Getting kids to eat Paleo can be a little tricky at first, but eventually they come around to the goodness of real food. Getting kids to jump on the Paleo bandwagon at Halloween, well that is a whole challenge in and of itself.
This is our first Paleo Halloween and the battle over Halloween candy is about to begin.
We have been doing the Paleo lifestyle for long enough now that my kids understand candy and things that are made of sugar or high fructose corn syrup are harmful to them and make them feel sick after they eat it. Their attitudes about Halloween right now range from, “I don’t want to go” to “I want to go, but know all that candy is bad for me.” So we have worked out a compromise.
Yes, we are going to allow our kids to go trick or treating on Halloween. And yes we are going to allow them to fill their buckets to the brim with Halloween candy, but no they will not be allowed to keep it all.
The deal we have with out kids this Halloween is they get to pick ten pieces of candy they can keep and the rest is going away. We have done a good job I believe in teaching our kids that junk food made of high fructose corn syrup and other artificial ingredients is very harmful. But I would also like to teach them that things in very limited moderation on special occasions are okay.

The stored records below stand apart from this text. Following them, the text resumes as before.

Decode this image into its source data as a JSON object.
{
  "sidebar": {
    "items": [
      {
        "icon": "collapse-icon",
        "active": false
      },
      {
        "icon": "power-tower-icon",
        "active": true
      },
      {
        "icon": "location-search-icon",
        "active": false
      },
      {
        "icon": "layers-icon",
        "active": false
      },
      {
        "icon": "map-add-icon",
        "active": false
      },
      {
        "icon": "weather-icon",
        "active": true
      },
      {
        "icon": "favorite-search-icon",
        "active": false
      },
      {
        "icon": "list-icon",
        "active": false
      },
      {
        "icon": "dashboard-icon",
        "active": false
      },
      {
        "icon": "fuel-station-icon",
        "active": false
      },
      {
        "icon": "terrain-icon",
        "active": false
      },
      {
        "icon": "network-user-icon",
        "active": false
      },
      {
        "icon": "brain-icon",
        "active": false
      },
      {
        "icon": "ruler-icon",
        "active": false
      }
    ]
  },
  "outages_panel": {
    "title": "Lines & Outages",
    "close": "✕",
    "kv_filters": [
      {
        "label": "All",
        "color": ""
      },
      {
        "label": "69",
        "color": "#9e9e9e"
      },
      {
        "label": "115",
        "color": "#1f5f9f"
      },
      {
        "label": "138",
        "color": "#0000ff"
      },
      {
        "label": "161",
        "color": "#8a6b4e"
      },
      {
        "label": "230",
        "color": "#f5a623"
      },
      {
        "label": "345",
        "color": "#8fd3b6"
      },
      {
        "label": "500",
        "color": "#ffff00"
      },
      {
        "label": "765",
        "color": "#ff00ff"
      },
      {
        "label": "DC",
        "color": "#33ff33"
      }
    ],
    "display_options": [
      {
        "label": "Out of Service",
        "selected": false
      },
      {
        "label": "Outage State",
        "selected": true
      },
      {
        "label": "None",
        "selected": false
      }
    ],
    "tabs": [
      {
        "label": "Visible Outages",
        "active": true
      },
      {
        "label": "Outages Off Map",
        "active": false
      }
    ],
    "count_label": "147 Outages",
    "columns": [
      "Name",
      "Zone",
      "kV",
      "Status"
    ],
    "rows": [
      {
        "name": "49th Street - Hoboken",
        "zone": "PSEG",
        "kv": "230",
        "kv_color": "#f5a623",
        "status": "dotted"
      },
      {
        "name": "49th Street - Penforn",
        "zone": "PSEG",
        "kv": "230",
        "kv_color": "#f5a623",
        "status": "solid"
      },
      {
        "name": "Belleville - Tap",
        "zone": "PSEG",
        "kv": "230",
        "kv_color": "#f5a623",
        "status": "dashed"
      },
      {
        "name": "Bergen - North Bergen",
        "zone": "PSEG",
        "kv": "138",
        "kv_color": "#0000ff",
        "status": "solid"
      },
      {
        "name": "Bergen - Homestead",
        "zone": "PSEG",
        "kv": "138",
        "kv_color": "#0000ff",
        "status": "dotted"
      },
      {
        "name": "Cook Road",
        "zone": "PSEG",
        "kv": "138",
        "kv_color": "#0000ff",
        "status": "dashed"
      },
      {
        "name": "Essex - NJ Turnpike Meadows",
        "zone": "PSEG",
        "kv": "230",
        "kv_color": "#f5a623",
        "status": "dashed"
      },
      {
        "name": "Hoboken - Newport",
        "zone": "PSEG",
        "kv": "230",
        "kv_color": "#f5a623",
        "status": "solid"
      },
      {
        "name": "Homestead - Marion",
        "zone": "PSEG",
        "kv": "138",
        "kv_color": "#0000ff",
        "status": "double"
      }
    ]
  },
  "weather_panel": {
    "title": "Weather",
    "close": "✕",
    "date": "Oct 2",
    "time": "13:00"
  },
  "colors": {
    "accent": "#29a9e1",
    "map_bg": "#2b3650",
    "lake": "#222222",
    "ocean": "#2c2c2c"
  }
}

When we first told our kids about this plan of course the first reaction from our 6 and 8-year olds were tears and lots of “that’s not fair!” They wanted their Halloween candy and this damn eating real food thing was getting in their way. But over the last couple of weeks they have grown to accept the changes with the Paleo lifestyle and now they look forward to going trick or treating and giving away their candy.
So what to do with all the excess candy we gather?
There are many options you have, and to tell you the truth, I am a little torn on what is the best option.
One option is to donate it to the troops overseas. Many dentists will buy the excess candy from kids and then donate the candy to our overseas troops.
Another option is to donate the candy to local charities or children’s homes.
A third option is to just throw the candy away. And while this may seem like a waste, throwing away all that perfectly fine “food,” I find it much better than the second option. If I believe that candy is extremely harmful for my kids, why would I encourage other kids to eat the junk?
What will my kids be doing with their excess Halloween candy this year? We will probably find one of the local dentists who pay $1 per pound and then they donate it to the troops overseas. At least the troops understand the dangers of candy and they can make up their own mind if they want to partake or not.